I take him for his word.
They bust up the large stone by putting me out and blasting it with sound waves. That part was easy, but you still have to pass all the little ones, but they're small so it wasn't bad.
About 6 months ago I'm having the tell-tell signs of a stone and I have gotten so good at this stone-passing-thing that I can guess the size. This is a big one!
I make it through the journey and during it I can tell it's large.
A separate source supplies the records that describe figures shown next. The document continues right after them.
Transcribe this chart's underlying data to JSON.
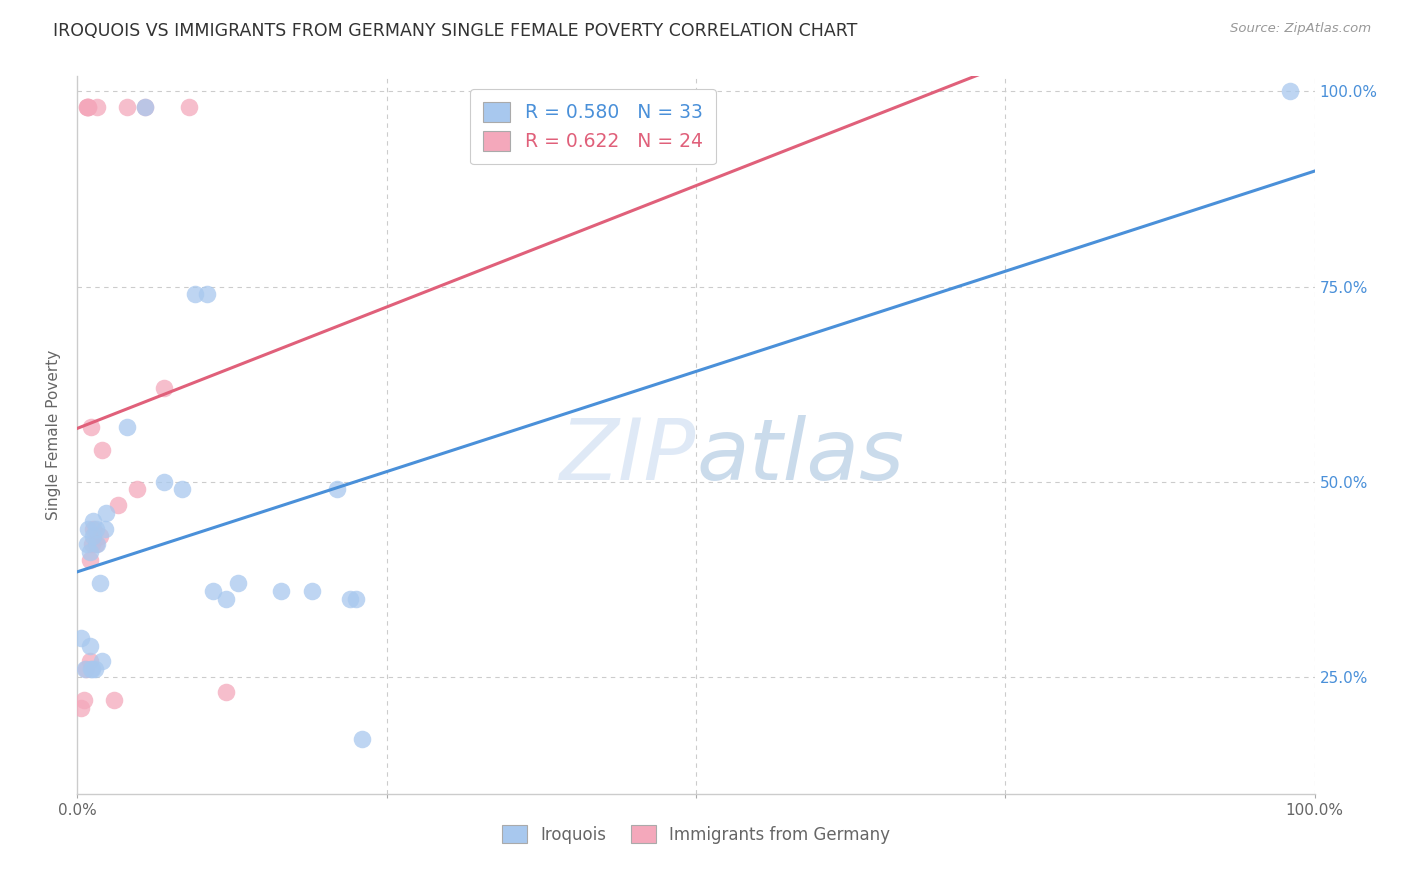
{
  "title": "IROQUOIS VS IMMIGRANTS FROM GERMANY SINGLE FEMALE POVERTY CORRELATION CHART",
  "source": "Source: ZipAtlas.com",
  "ylabel": "Single Female Poverty",
  "xlim": [
    0,
    1.0
  ],
  "ylim": [
    0.1,
    1.02
  ],
  "xtick_positions": [
    0.0,
    0.25,
    0.5,
    0.75,
    1.0
  ],
  "xtick_labels": [
    "0.0%",
    "",
    "",
    "",
    "100.0%"
  ],
  "ytick_positions": [
    0.25,
    0.5,
    0.75,
    1.0
  ],
  "ytick_labels_right": [
    "25.0%",
    "50.0%",
    "75.0%",
    "100.0%"
  ],
  "watermark": "ZIPatlas",
  "blue_R": 0.58,
  "blue_N": 33,
  "pink_R": 0.622,
  "pink_N": 24,
  "blue_color": "#a8c8ee",
  "pink_color": "#f4a8bb",
  "blue_line_color": "#4a90d9",
  "pink_line_color": "#e0607a",
  "legend_blue_label": "Iroquois",
  "legend_pink_label": "Immigrants from Germany",
  "blue_x": [
    0.003,
    0.006,
    0.008,
    0.009,
    0.01,
    0.01,
    0.011,
    0.012,
    0.013,
    0.013,
    0.014,
    0.015,
    0.016,
    0.018,
    0.02,
    0.022,
    0.023,
    0.04,
    0.055,
    0.07,
    0.085,
    0.095,
    0.105,
    0.11,
    0.12,
    0.13,
    0.165,
    0.19,
    0.21,
    0.22,
    0.225,
    0.23,
    0.98
  ],
  "blue_y": [
    0.3,
    0.26,
    0.42,
    0.44,
    0.41,
    0.29,
    0.26,
    0.26,
    0.43,
    0.45,
    0.26,
    0.44,
    0.42,
    0.37,
    0.27,
    0.44,
    0.46,
    0.57,
    0.98,
    0.5,
    0.49,
    0.74,
    0.74,
    0.36,
    0.35,
    0.37,
    0.36,
    0.36,
    0.49,
    0.35,
    0.35,
    0.17,
    1.0
  ],
  "pink_x": [
    0.003,
    0.005,
    0.007,
    0.008,
    0.008,
    0.009,
    0.009,
    0.01,
    0.01,
    0.011,
    0.012,
    0.013,
    0.015,
    0.016,
    0.018,
    0.02,
    0.03,
    0.033,
    0.04,
    0.048,
    0.055,
    0.07,
    0.09,
    0.12
  ],
  "pink_y": [
    0.21,
    0.22,
    0.26,
    0.98,
    0.98,
    0.98,
    0.98,
    0.27,
    0.4,
    0.57,
    0.42,
    0.44,
    0.42,
    0.98,
    0.43,
    0.54,
    0.22,
    0.47,
    0.98,
    0.49,
    0.98,
    0.62,
    0.98,
    0.23
  ],
  "background_color": "#ffffff",
  "grid_color": "#cccccc",
  "title_color": "#333333",
  "axis_label_color": "#666666",
  "right_axis_color": "#4a90d9",
  "legend_R_color": "#4a90d9",
  "legend_pink_R_color": "#e0607a",
  "figsize": [
    14.06,
    8.92
  ],
  "dpi": 100
}
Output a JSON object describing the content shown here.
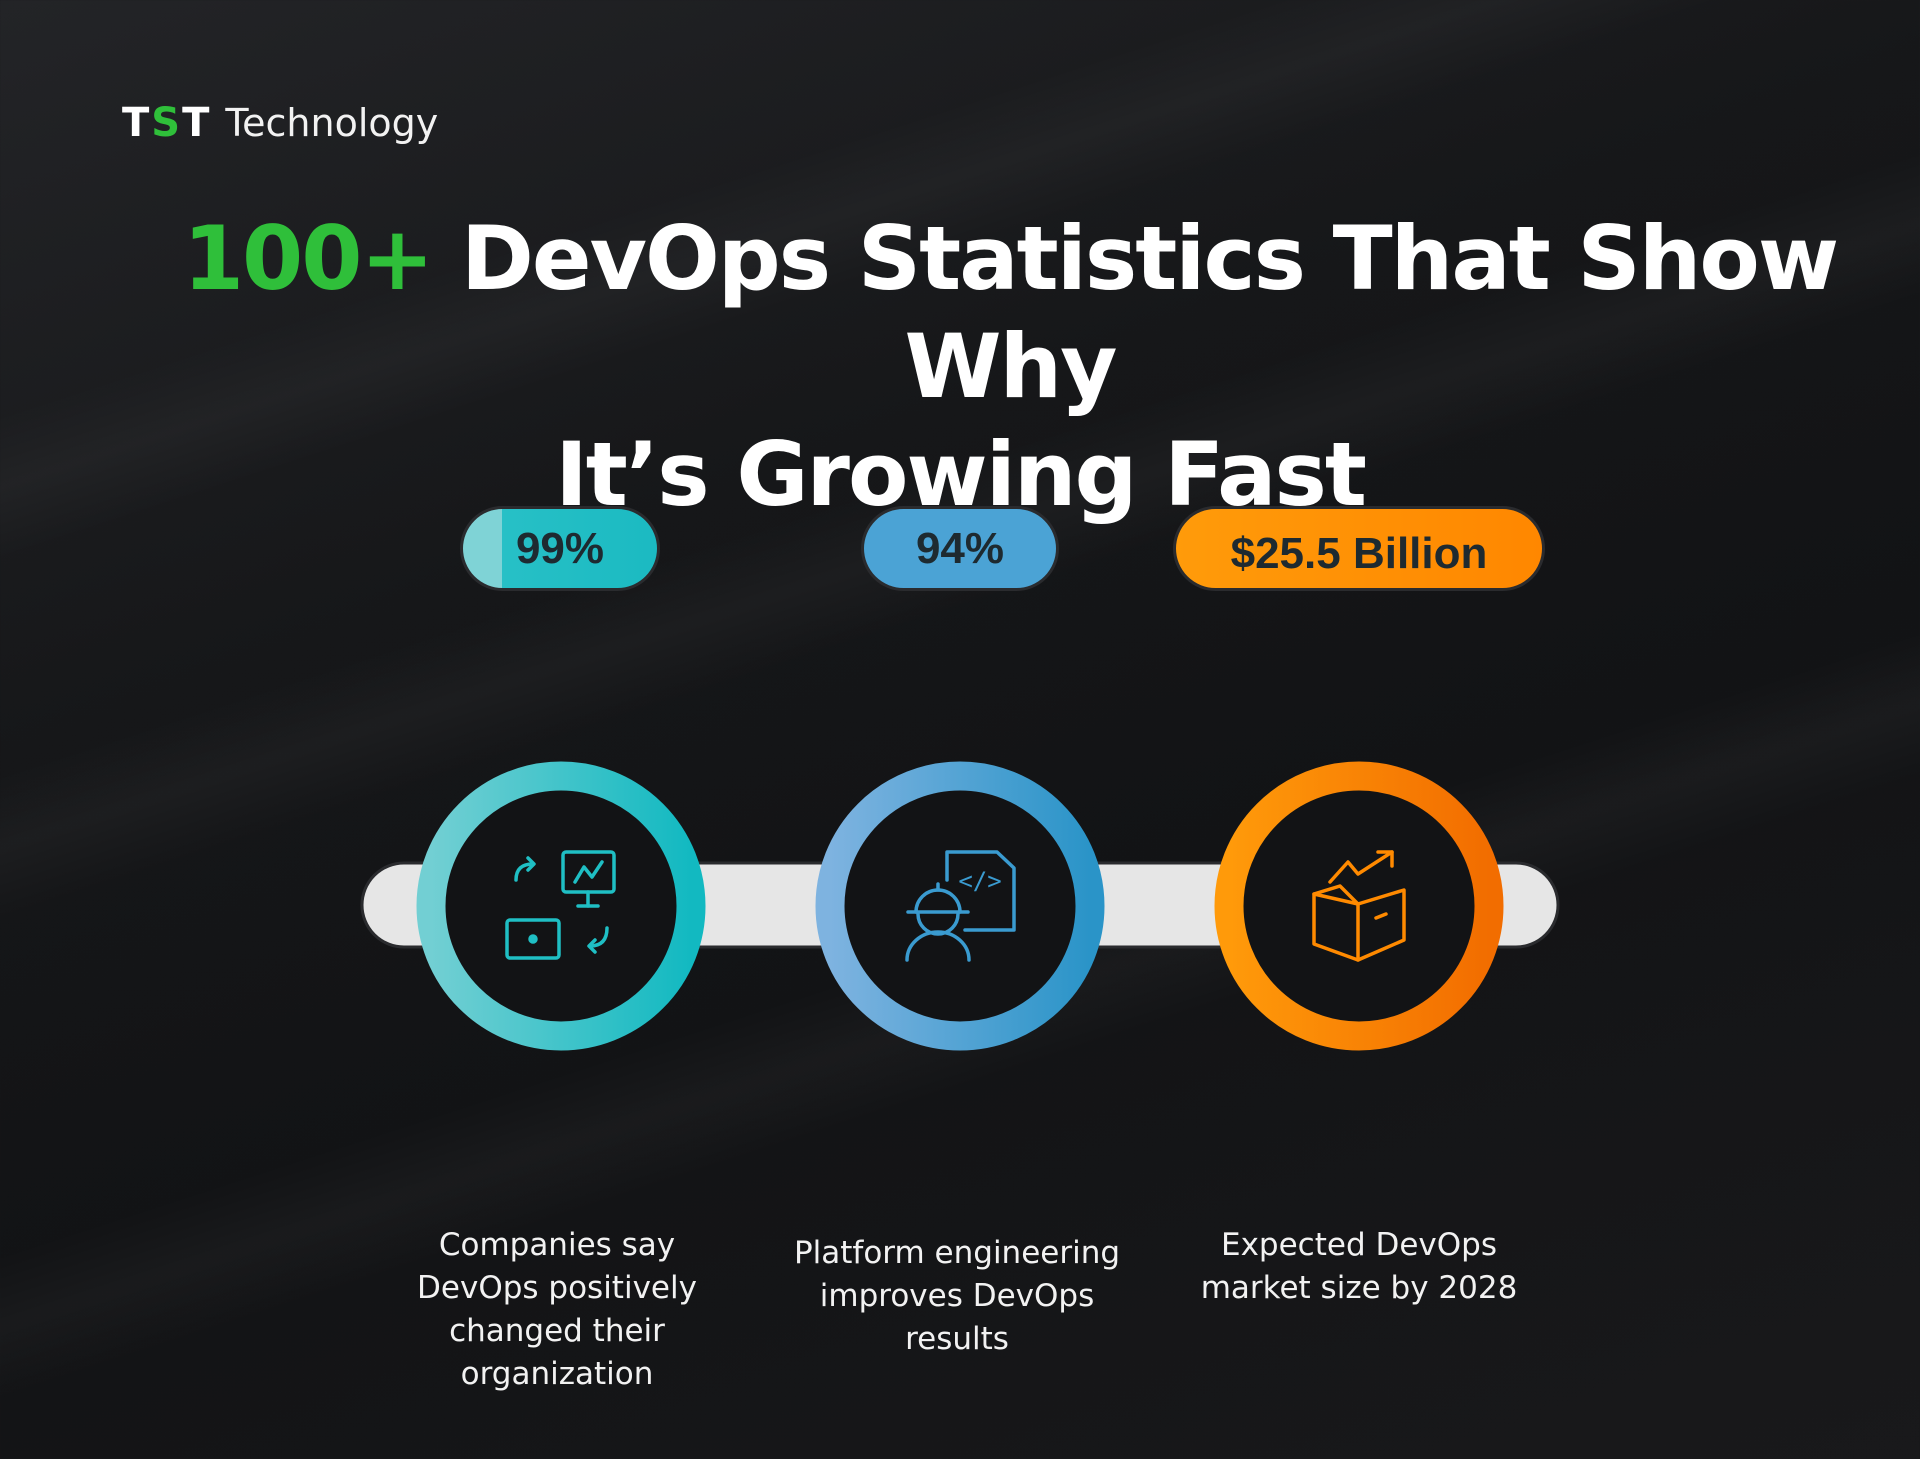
{
  "brand": {
    "mark_left": "T",
    "mark_mid": "S",
    "mark_right": "T",
    "name": "Technology"
  },
  "title": {
    "highlight": "100+",
    "line1_rest": " DevOps Statistics That Show Why",
    "line2": "It’s Growing Fast"
  },
  "colors": {
    "accent_green": "#2fbf3a",
    "teal": "#1fbfc4",
    "blue": "#3a9bd0",
    "orange": "#ff8a00",
    "bar": "#e6e6e6"
  },
  "stats": [
    {
      "value": "99%",
      "description": "Companies say DevOps positively changed their organization",
      "icon": "devops-cycle-icon"
    },
    {
      "value": "94%",
      "description": "Platform engineering improves DevOps results",
      "icon": "engineer-code-icon"
    },
    {
      "value": "$25.5 Billion",
      "description": "Expected DevOps market size by 2028",
      "icon": "growth-box-icon"
    }
  ]
}
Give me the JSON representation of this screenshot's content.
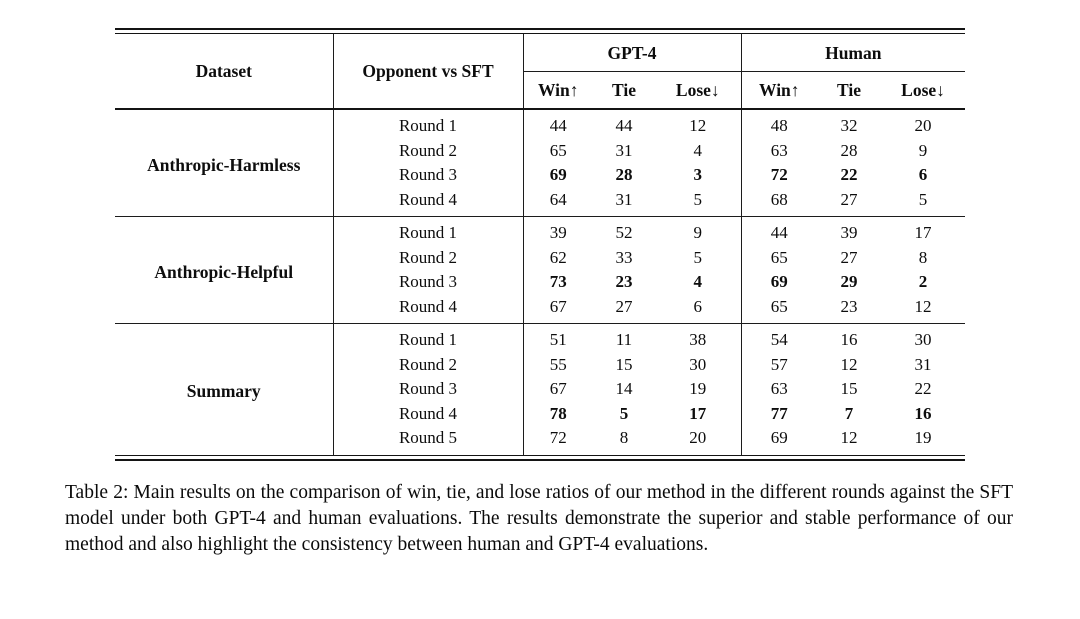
{
  "table": {
    "headers": {
      "dataset": "Dataset",
      "opponent": "Opponent vs SFT",
      "groups": [
        "GPT-4",
        "Human"
      ],
      "metrics": [
        "Win↑",
        "Tie",
        "Lose↓"
      ]
    },
    "blocks": [
      {
        "dataset": "Anthropic-Harmless",
        "rows": [
          {
            "round": "Round 1",
            "values": [
              44,
              44,
              12,
              48,
              32,
              20
            ],
            "bold": false
          },
          {
            "round": "Round 2",
            "values": [
              65,
              31,
              4,
              63,
              28,
              9
            ],
            "bold": false
          },
          {
            "round": "Round 3",
            "values": [
              69,
              28,
              3,
              72,
              22,
              6
            ],
            "bold": true
          },
          {
            "round": "Round 4",
            "values": [
              64,
              31,
              5,
              68,
              27,
              5
            ],
            "bold": false
          }
        ]
      },
      {
        "dataset": "Anthropic-Helpful",
        "rows": [
          {
            "round": "Round 1",
            "values": [
              39,
              52,
              9,
              44,
              39,
              17
            ],
            "bold": false
          },
          {
            "round": "Round 2",
            "values": [
              62,
              33,
              5,
              65,
              27,
              8
            ],
            "bold": false
          },
          {
            "round": "Round 3",
            "values": [
              73,
              23,
              4,
              69,
              29,
              2
            ],
            "bold": true
          },
          {
            "round": "Round 4",
            "values": [
              67,
              27,
              6,
              65,
              23,
              12
            ],
            "bold": false
          }
        ]
      },
      {
        "dataset": "Summary",
        "rows": [
          {
            "round": "Round 1",
            "values": [
              51,
              11,
              38,
              54,
              16,
              30
            ],
            "bold": false
          },
          {
            "round": "Round 2",
            "values": [
              55,
              15,
              30,
              57,
              12,
              31
            ],
            "bold": false
          },
          {
            "round": "Round 3",
            "values": [
              67,
              14,
              19,
              63,
              15,
              22
            ],
            "bold": false
          },
          {
            "round": "Round 4",
            "values": [
              78,
              5,
              17,
              77,
              7,
              16
            ],
            "bold": true
          },
          {
            "round": "Round 5",
            "values": [
              72,
              8,
              20,
              69,
              12,
              19
            ],
            "bold": false
          }
        ]
      }
    ]
  },
  "caption": "Table 2: Main results on the comparison of win, tie, and lose ratios of our method in the different rounds against the SFT model under both GPT-4 and human evaluations. The results demonstrate the superior and stable performance of our method and also highlight the consistency between human and GPT-4 evaluations.",
  "colors": {
    "rule": "#141414",
    "text": "#0d0d0d",
    "background": "#ffffff"
  }
}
When the moment arrives and I give birth. I scream from one knee for Kelli "Come in here!" I yell.
I plunge my hand into the bloody water in the bowl, I don't care how gross that sounds because there before my eyes was the mother-of-all-stones. I hold it up for Kelli and she cannot believe it. I am so proud! Now we're talking! That's a stone!
It measured almost 4 millimeters.
I put it in a baggy and I call Dr, Friedman's office. I tell him of my delivery and he says "No way!" "That's impossible!"
I tell him I'm bringing it in.
He is truly amazed and says that is a record.
"There will never be one bigger" he jokes
I tell him I think I could do better and he tells me if I could make one bigger he would buy it.
Here comes the professional part
The night before last with all the planets in line. A full moon in the sky and trumpets blaring. I lay the egg-of-all-eggs
As you can see from the graphic below, that baby is over 6 millimeters. Bam!
I passed the small one on the left, but I think it was just a small moon orbiting the larger planet. The small one is the normal size of a passable kidney stone.
I lived through it and I have a Dr's appointment with Dr. Friedman on Tuesday. He swears I'm lying.
So back to the first part of my post. I have quit swearing off diet pepsi. I won't stay off it anyway. As soon as I start feeling better I'm right back on the sauce.
Besides, I'm in training. I'm a professional kidney stone maker.
Waiting for some up and coming pepsi drinking wanna be to take my crown.